The problem for the PN is simply that it has become itself a prisoner of the two-party system, which prevents it from being a coherent voice for conservatives but also from adopting more liberal positions and reinventing itself as a social liberal centrist party.

Even some of the most rigorous critics of Labour’s corruption or environmental policies feel closer to Labour when it comes to civil liberties. Ironically, while the party finds itself affirming its commitment to protect life from conception to death, it cannot avoid harbouring candidates who hold different values, as is the case with new candidate Emma Portelli Bonnici. Still, the balancing act between Edwin Vassallo and new more liberal voices is hard to sustain and ultimately the PN speaks a language which is alien to younger people, whose values and aspirations have changed.

Surveys have repeatedly shown that support for the PN among voters younger than 35 hovers at around 20%. This explains why Labour is so keen on pushing reforms like cannabis liberalisation and euthanasia, which capture the imagination of strategic groups of voters.

Labour’s toxic cocktail

While it is the PN which faces the brunt of the contradictions unleashed by these two great national transformations, Labour is not spared from its own contradictions.

Labour like the PN is a coalition, which is increasingly divided both on environmental issues and on the further expansion of civil liberties. Moreover liberal reforms have also been tainted by the proximity to big business interests and the ensuing corruption.

Rosianne Cutajar’s story itself, that of a courageous liberal reformer who unlike many in her party also extended the promise of inclusion to migrant communities, sees nothing wrong in consorting with people like Yorgen Fenech, incarnating this contradiction of sorts. Labour’s own crop of post-ideological, young, fun-loving ministers who openly flaunt branded attire seem to represent a slackening of political standards, which makes future debate on Labour’s soul even more unlikely.

Possibly in the right conditions Malta could be fertile ground for a national conservative opposition, which opposes both economic neoliberalism for the dislocation and anomie it brings about in daily life; and social liberalism, which erodes age-old certainties. But if the PN takes this direction it will inevitably reduce itself to a rump, deprived of its strategic liberal wing.

In the meantime, while even on abortion Labour can afford to be against without closing the door, it has not lost the support of its own conservative constituencies. What has kept the Maltese working classes on board was Labour’s ability to square the circle: that of advocating policies which have increased inequality while still improving living standards, by lowering bills, introducing free childcare and removing exam fees.

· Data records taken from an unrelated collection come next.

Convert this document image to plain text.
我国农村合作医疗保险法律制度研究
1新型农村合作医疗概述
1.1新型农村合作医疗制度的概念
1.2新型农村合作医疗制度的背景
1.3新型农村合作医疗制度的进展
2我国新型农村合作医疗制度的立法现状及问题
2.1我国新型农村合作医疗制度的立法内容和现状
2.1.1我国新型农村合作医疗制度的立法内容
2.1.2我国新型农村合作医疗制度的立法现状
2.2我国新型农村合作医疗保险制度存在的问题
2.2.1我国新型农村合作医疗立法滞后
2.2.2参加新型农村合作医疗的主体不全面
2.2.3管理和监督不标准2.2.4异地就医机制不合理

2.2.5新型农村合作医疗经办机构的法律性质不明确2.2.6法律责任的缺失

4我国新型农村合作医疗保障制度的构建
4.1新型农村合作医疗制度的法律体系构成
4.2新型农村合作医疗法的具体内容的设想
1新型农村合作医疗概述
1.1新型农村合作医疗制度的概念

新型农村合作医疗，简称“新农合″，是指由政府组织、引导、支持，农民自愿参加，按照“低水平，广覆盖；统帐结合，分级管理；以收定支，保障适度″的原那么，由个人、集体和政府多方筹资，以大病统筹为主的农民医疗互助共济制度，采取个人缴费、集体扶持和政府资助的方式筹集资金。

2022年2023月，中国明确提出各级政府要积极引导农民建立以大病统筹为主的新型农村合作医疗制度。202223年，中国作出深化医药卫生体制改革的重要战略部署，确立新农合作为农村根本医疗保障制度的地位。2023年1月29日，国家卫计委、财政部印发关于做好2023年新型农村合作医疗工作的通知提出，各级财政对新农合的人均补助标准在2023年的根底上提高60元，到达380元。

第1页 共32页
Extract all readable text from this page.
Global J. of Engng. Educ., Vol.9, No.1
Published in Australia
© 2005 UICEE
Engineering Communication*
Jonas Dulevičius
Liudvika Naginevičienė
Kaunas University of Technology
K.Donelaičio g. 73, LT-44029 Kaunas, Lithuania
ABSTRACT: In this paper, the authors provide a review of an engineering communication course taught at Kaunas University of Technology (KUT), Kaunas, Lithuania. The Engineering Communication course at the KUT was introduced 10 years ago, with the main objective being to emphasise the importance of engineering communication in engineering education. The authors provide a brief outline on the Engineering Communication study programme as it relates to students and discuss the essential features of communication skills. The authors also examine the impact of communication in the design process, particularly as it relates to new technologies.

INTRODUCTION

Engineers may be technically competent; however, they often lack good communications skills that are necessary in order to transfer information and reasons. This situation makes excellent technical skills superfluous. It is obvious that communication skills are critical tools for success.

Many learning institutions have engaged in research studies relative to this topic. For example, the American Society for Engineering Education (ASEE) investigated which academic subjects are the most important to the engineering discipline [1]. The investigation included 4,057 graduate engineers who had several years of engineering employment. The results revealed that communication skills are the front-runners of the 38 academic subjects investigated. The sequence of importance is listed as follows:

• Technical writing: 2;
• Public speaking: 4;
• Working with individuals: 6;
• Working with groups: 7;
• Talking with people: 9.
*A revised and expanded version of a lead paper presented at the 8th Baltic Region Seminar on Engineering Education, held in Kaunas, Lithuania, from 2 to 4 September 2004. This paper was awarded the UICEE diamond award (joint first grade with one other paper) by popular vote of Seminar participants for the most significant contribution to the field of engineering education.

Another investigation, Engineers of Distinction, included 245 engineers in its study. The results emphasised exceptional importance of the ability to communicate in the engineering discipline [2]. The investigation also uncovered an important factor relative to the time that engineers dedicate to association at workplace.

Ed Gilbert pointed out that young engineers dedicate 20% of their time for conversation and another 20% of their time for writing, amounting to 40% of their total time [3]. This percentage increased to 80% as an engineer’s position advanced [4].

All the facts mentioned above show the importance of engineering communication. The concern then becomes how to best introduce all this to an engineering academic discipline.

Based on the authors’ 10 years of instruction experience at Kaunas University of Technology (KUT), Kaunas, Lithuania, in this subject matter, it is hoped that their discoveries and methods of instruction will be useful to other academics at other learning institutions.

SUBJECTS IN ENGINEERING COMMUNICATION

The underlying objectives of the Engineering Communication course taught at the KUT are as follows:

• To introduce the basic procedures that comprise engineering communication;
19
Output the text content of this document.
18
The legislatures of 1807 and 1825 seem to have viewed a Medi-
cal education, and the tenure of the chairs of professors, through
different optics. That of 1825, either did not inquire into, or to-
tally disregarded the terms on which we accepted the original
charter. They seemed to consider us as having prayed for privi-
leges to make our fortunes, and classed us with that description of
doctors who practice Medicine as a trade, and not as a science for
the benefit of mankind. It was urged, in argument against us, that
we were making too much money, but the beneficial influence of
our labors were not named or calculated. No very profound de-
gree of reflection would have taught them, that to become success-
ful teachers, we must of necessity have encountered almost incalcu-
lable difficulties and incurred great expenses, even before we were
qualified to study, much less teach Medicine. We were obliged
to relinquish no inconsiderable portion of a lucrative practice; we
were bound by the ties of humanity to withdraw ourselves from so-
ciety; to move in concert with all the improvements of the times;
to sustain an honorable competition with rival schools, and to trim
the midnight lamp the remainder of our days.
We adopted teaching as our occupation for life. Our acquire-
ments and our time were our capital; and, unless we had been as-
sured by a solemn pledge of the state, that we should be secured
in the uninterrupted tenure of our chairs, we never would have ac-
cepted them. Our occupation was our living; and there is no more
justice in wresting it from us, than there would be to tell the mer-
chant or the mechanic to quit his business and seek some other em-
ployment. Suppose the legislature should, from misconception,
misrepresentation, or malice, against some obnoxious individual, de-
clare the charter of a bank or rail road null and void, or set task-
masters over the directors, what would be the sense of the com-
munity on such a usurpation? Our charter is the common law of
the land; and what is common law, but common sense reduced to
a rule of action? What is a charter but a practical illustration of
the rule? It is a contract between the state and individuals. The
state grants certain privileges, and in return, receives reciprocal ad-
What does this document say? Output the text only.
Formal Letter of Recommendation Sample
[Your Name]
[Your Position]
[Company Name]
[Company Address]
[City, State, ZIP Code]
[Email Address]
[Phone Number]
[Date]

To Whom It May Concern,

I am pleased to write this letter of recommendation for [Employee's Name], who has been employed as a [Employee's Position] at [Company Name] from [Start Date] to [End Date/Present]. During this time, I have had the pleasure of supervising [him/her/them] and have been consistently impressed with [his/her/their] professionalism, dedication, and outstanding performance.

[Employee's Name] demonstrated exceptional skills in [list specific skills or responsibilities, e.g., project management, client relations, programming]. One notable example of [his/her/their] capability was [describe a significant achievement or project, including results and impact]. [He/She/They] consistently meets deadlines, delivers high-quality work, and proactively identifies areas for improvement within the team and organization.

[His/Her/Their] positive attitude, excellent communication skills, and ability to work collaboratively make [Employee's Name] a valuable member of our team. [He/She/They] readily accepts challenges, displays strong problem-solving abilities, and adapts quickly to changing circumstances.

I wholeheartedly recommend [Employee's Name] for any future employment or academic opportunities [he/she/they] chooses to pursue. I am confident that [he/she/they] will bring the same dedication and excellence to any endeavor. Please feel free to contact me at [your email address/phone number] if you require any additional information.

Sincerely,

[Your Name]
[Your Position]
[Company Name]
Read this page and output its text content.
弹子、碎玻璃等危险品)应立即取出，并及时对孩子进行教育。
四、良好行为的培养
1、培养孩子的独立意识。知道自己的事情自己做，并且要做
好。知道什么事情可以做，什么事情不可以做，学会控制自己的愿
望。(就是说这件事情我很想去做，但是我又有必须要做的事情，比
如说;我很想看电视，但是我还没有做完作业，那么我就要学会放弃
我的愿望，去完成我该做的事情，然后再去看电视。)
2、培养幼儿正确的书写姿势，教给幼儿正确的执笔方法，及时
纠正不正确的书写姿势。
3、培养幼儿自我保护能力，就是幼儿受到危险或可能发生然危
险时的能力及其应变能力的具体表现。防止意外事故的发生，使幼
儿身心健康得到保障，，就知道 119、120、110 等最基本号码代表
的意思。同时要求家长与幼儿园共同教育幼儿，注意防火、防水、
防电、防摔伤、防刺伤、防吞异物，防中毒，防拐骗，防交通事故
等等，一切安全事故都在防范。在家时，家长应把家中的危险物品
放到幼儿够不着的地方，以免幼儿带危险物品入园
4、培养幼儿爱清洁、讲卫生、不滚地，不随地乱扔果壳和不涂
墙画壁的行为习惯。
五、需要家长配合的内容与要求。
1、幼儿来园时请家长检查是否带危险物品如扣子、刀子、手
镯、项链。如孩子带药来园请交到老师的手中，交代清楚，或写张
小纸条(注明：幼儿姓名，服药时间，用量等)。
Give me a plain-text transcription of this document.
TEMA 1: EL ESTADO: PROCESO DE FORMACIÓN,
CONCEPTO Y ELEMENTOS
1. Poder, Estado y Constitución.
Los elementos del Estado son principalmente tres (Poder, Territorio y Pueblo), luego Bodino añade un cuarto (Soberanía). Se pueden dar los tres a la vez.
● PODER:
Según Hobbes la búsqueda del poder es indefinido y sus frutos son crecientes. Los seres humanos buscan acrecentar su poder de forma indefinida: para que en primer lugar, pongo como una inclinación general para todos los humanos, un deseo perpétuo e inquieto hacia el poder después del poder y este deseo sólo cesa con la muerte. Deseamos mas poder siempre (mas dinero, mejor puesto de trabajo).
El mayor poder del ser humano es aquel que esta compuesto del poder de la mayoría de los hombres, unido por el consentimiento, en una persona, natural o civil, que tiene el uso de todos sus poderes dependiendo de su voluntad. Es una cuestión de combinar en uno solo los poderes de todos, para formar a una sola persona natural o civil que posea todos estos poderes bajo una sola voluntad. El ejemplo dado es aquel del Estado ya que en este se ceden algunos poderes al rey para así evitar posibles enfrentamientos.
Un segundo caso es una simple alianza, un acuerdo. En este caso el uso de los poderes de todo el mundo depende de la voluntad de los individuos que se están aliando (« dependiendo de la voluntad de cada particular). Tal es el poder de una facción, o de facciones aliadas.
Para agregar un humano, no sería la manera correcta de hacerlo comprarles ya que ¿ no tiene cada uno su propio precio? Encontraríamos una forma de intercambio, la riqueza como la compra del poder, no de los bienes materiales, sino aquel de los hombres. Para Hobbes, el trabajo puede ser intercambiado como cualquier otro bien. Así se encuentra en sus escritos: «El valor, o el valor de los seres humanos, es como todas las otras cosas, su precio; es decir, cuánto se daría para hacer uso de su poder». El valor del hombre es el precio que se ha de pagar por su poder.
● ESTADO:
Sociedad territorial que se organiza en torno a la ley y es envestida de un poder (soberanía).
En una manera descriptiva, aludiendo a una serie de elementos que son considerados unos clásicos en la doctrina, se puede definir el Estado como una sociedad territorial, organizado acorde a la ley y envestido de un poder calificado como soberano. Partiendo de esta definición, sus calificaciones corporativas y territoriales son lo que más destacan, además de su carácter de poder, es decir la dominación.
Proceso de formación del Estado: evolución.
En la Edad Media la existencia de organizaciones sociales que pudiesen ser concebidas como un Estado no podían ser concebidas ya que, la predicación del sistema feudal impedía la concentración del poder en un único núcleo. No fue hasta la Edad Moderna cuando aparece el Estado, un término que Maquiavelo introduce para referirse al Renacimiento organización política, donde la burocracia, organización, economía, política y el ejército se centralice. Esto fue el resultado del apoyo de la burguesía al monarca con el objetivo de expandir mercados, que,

While in the short term this has defused anger, Labour’s promise not to increase taxation to redistribute wealth makes its social policy dependent on a development model which further increases inequality and disrupts communities.

That does not mean that segments of the working class, especially those in precarious employment and who pay rent, are not taking the brunt. But neither has the PN, whose track record on precarious employment was even worse than Labour’s, has much to say to these voters, which also include a large category of foreigners who cannot even vote.

But the disarray in the opposition brought about by its positioning on these changes further contributes to the perception that Labour is a better manager of its own contradictions. In the absence of the unlikely rise of third parties or independents able to articulate a populist alternative to Labour’s model of development, the end result of this could well be Abela winning the next election with the same margin despite an increase in non-voters.